Two days ago, I received a New York City Office of Child Support Enforcement notice reminding me that I was $1,713 in arrears. No wonder that with 31% of my gross income going to child support and unreimbursed medical expenses, I am behind. I have not even started to pay $875 for my ex-wife lawyer fees, which Support Magistrate Grey sensibly added to my bill. The object of this notice was to warn me that if I failed to pay off everything by the end of October, I will not be eligible to receive a (US) passport or loose my tax refund, if any.

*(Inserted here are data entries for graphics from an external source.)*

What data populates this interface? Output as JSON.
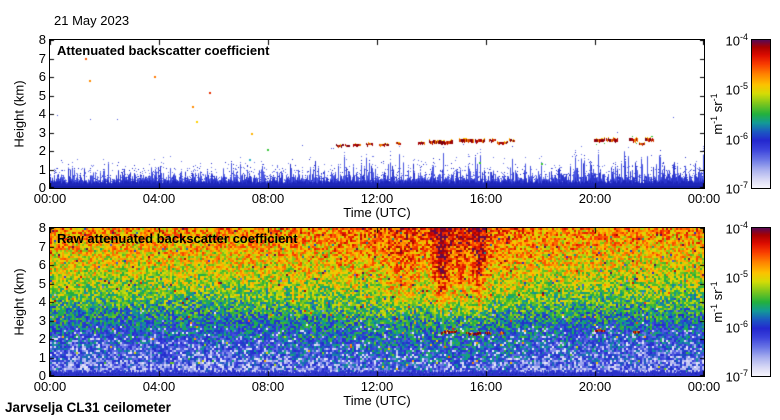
{
  "header": {
    "date": "21 May 2023"
  },
  "footer": {
    "text": "Jarvselja CL31 ceilometer"
  },
  "colors": {
    "axis": "#000000",
    "background": "#ffffff",
    "noise_band_dark": "#161fa6",
    "noise_band_mid": "#1d26b8",
    "noise_spike": "#2b36cc",
    "noise_spike_light": "#4a57e0",
    "noise_speckle": "#6e79e8",
    "cloud_palette": [
      "#6d001d",
      "#8a0004",
      "#b00000",
      "#d13c00",
      "#ef7f00"
    ],
    "cloud_fringe_yellow": "#ffc400",
    "cloud_fringe_green": "#35c435",
    "raw_bottom_band": "#2c33cb"
  },
  "colormap": {
    "stops": [
      [
        0.0,
        "#f5f4fd"
      ],
      [
        0.05,
        "#dcdcf6"
      ],
      [
        0.12,
        "#aab1ef"
      ],
      [
        0.19,
        "#6b77e6"
      ],
      [
        0.26,
        "#3a42dc"
      ],
      [
        0.32,
        "#2428cf"
      ],
      [
        0.38,
        "#1b59c2"
      ],
      [
        0.44,
        "#129b97"
      ],
      [
        0.5,
        "#23b13c"
      ],
      [
        0.57,
        "#7cc71e"
      ],
      [
        0.64,
        "#d6dc06"
      ],
      [
        0.7,
        "#fdc200"
      ],
      [
        0.77,
        "#ff8400"
      ],
      [
        0.84,
        "#f93c00"
      ],
      [
        0.9,
        "#dc0c00"
      ],
      [
        0.955,
        "#a80000"
      ],
      [
        1.0,
        "#5e0a50"
      ]
    ]
  },
  "chart_data": [
    {
      "type": "heatmap",
      "title": "Attenuated backscatter coefficient",
      "xlabel": "Time (UTC)",
      "ylabel": "Height (km)",
      "x_range_hours": [
        0,
        24
      ],
      "y_range_km": [
        0,
        8
      ],
      "x_tick_hours": [
        0,
        4,
        8,
        12,
        16,
        20,
        24
      ],
      "x_tick_labels": [
        "00:00",
        "04:00",
        "08:00",
        "12:00",
        "16:00",
        "20:00",
        "00:00"
      ],
      "y_tick_labels": [
        "0",
        "1",
        "2",
        "3",
        "4",
        "5",
        "6",
        "7",
        "8"
      ],
      "colorbar": {
        "scale": "log",
        "ticks": [
          {
            "base": "10",
            "exp": "-4"
          },
          {
            "base": "10",
            "exp": "-5"
          },
          {
            "base": "10",
            "exp": "-6"
          },
          {
            "base": "10",
            "exp": "-7"
          }
        ],
        "unit_parts": [
          {
            "text": "m"
          },
          {
            "sup": "-1"
          },
          {
            "text": " sr"
          },
          {
            "sup": "-1"
          }
        ]
      },
      "surface_noise_band": {
        "solid_top_km": 0.3,
        "spike_top_km": 1.4,
        "evening_boost_hours": [
          18.3,
          23.9
        ],
        "day_boost_hours": [
          10,
          17
        ]
      },
      "cloud_segments": [
        [
          10.5,
          10.78,
          2.3,
          2,
          0
        ],
        [
          10.84,
          10.98,
          2.28,
          2,
          0
        ],
        [
          11.12,
          11.4,
          2.33,
          2,
          0
        ],
        [
          11.58,
          11.82,
          2.33,
          2,
          0
        ],
        [
          12.06,
          12.42,
          2.36,
          2,
          0
        ],
        [
          12.68,
          12.88,
          2.4,
          2,
          0
        ],
        [
          13.52,
          13.75,
          2.42,
          2,
          0
        ],
        [
          13.9,
          14.35,
          2.48,
          3,
          0
        ],
        [
          14.4,
          14.78,
          2.5,
          3,
          0
        ],
        [
          15.0,
          15.55,
          2.53,
          3,
          0
        ],
        [
          15.6,
          15.95,
          2.56,
          3,
          0
        ],
        [
          16.1,
          16.35,
          2.58,
          2,
          0
        ],
        [
          16.42,
          16.78,
          2.45,
          2,
          0
        ],
        [
          16.85,
          17.05,
          2.58,
          2,
          0
        ],
        [
          19.95,
          20.35,
          2.55,
          3,
          1
        ],
        [
          20.42,
          20.82,
          2.6,
          3,
          1
        ],
        [
          21.25,
          21.55,
          2.6,
          3,
          1
        ],
        [
          21.6,
          21.8,
          2.38,
          2,
          1
        ],
        [
          21.85,
          22.15,
          2.6,
          3,
          1
        ]
      ],
      "isolated_points": [
        {
          "t": 1.32,
          "h": 7.0,
          "color": "#ff5a00"
        },
        {
          "t": 1.45,
          "h": 5.8,
          "color": "#ff8c00"
        },
        {
          "t": 3.85,
          "h": 6.0,
          "color": "#ff7800"
        },
        {
          "t": 5.87,
          "h": 5.15,
          "color": "#e83000"
        },
        {
          "t": 5.25,
          "h": 4.4,
          "color": "#ff8c00"
        },
        {
          "t": 5.4,
          "h": 3.55,
          "color": "#ffd200"
        },
        {
          "t": 7.4,
          "h": 2.9,
          "color": "#ffb400"
        },
        {
          "t": 8.0,
          "h": 2.05,
          "color": "#3cc83c"
        },
        {
          "t": 7.35,
          "h": 1.5,
          "color": "#30b4c8"
        },
        {
          "t": 15.78,
          "h": 1.33,
          "color": "#3cc83c"
        },
        {
          "t": 18.05,
          "h": 1.3,
          "color": "#3cc83c"
        }
      ]
    },
    {
      "type": "heatmap",
      "title": "Raw attenuated backscatter coefficient",
      "xlabel": "Time (UTC)",
      "ylabel": "Height (km)",
      "x_range_hours": [
        0,
        24
      ],
      "y_range_km": [
        0,
        8
      ],
      "x_tick_hours": [
        0,
        4,
        8,
        12,
        16,
        20,
        24
      ],
      "x_tick_labels": [
        "00:00",
        "04:00",
        "08:00",
        "12:00",
        "16:00",
        "20:00",
        "00:00"
      ],
      "y_tick_labels": [
        "0",
        "1",
        "2",
        "3",
        "4",
        "5",
        "6",
        "7",
        "8"
      ],
      "colorbar": {
        "scale": "log",
        "ticks": [
          {
            "base": "10",
            "exp": "-4"
          },
          {
            "base": "10",
            "exp": "-5"
          },
          {
            "base": "10",
            "exp": "-6"
          },
          {
            "base": "10",
            "exp": "-7"
          }
        ],
        "unit_parts": [
          {
            "text": "m"
          },
          {
            "sup": "-1"
          },
          {
            "text": " sr"
          },
          {
            "sup": "-1"
          }
        ]
      },
      "noise_profile": {
        "base_stops": [
          [
            0.0,
            0.2
          ],
          [
            0.5,
            0.24
          ],
          [
            1.0,
            0.28
          ],
          [
            1.5,
            0.3
          ],
          [
            2.0,
            0.33
          ],
          [
            2.5,
            0.36
          ],
          [
            3.0,
            0.41
          ],
          [
            3.5,
            0.46
          ],
          [
            4.0,
            0.52
          ],
          [
            5.0,
            0.6
          ],
          [
            6.0,
            0.66
          ],
          [
            7.0,
            0.71
          ],
          [
            7.6,
            0.74
          ],
          [
            8.0,
            0.76
          ]
        ],
        "noise_amp": 0.3,
        "white_speckle_below_km": 2.7,
        "day_bump": {
          "center_hour": 14.2,
          "sigma_hours": 4.5,
          "amp": 0.06
        },
        "streaks": [
          {
            "center_hour": 12.9,
            "sigma_hours": 0.5,
            "amp": 0.07
          },
          {
            "center_hour": 14.4,
            "sigma_hours": 0.35,
            "amp": 0.17
          },
          {
            "center_hour": 15.1,
            "sigma_hours": 0.2,
            "amp": 0.1
          },
          {
            "center_hour": 15.75,
            "sigma_hours": 0.3,
            "amp": 0.15
          }
        ]
      },
      "cloud_segments": [
        [
          14.35,
          14.9,
          2.3,
          2,
          0
        ],
        [
          15.25,
          15.8,
          2.32,
          2,
          0
        ],
        [
          15.95,
          16.15,
          2.32,
          2,
          0
        ],
        [
          16.5,
          16.65,
          2.35,
          2,
          0
        ],
        [
          20.0,
          20.35,
          2.42,
          2,
          0
        ],
        [
          21.4,
          21.65,
          2.38,
          2,
          0
        ]
      ]
    }
  ]
}
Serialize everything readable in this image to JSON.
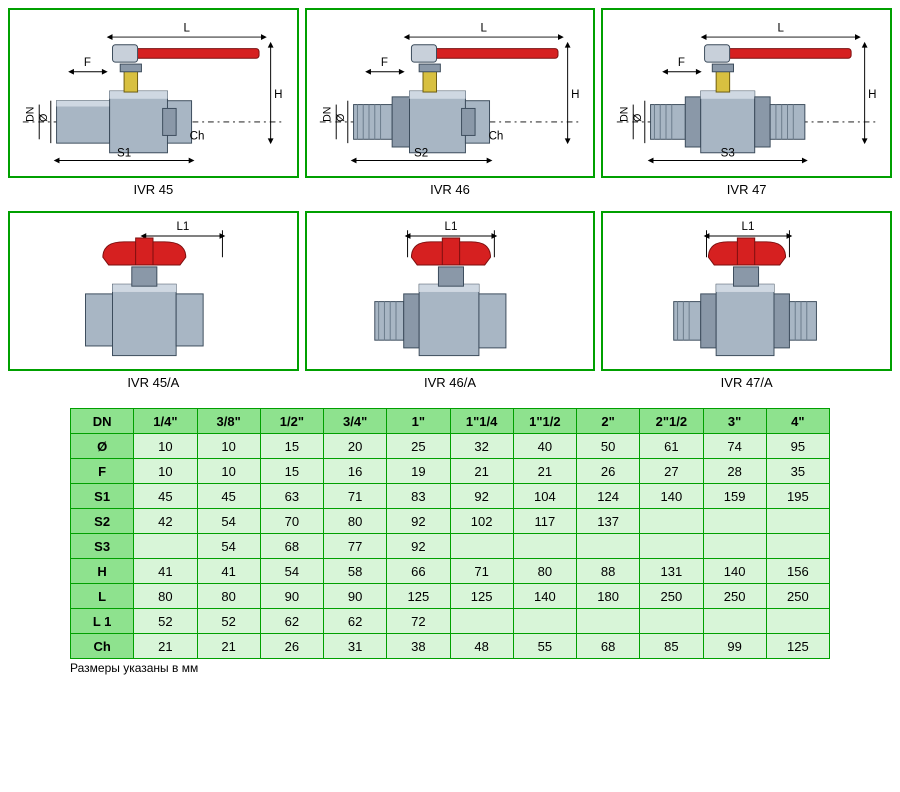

But in its great wisdom, the State of New York separates the wheat from the chaff, the good and the bad noncustodial fathers. With this letter came a flier trumpeting that some noncustodial parents might be eligible for a earned income tax credit of up to $1,030! Conditions: you earn less than $30,000 a year, you paid a total of $2,600 in child support from January 1 through December 31 2007. Let us do the math: to be eligible for the $1,030 New York State bonanza, assuming that this $2600 in child support payments a year is for one child and represents 17% of your gross income as New York State law prescribes, you have to make $15,294 gross a year. With that-let us wrongly assume this income is not taxed- you are left with some $1,000 after $200 a month in child support payments. The noncustodial parent earned income tax credit is like previous Pataki’s subsidized health insurance for all: you have to be close to dying of hunger to get it. Let’s face it folks: this is not this fiscal travesty that will worsen New York State budget deficit!
Why don’t liberal New York State start being serious – and fair- with noncustodial fathers? Revamp the existing child support laws and like in New Jersey and Minnesota, make child support payments depend on BOTH custodial and noncustodial parent incomes!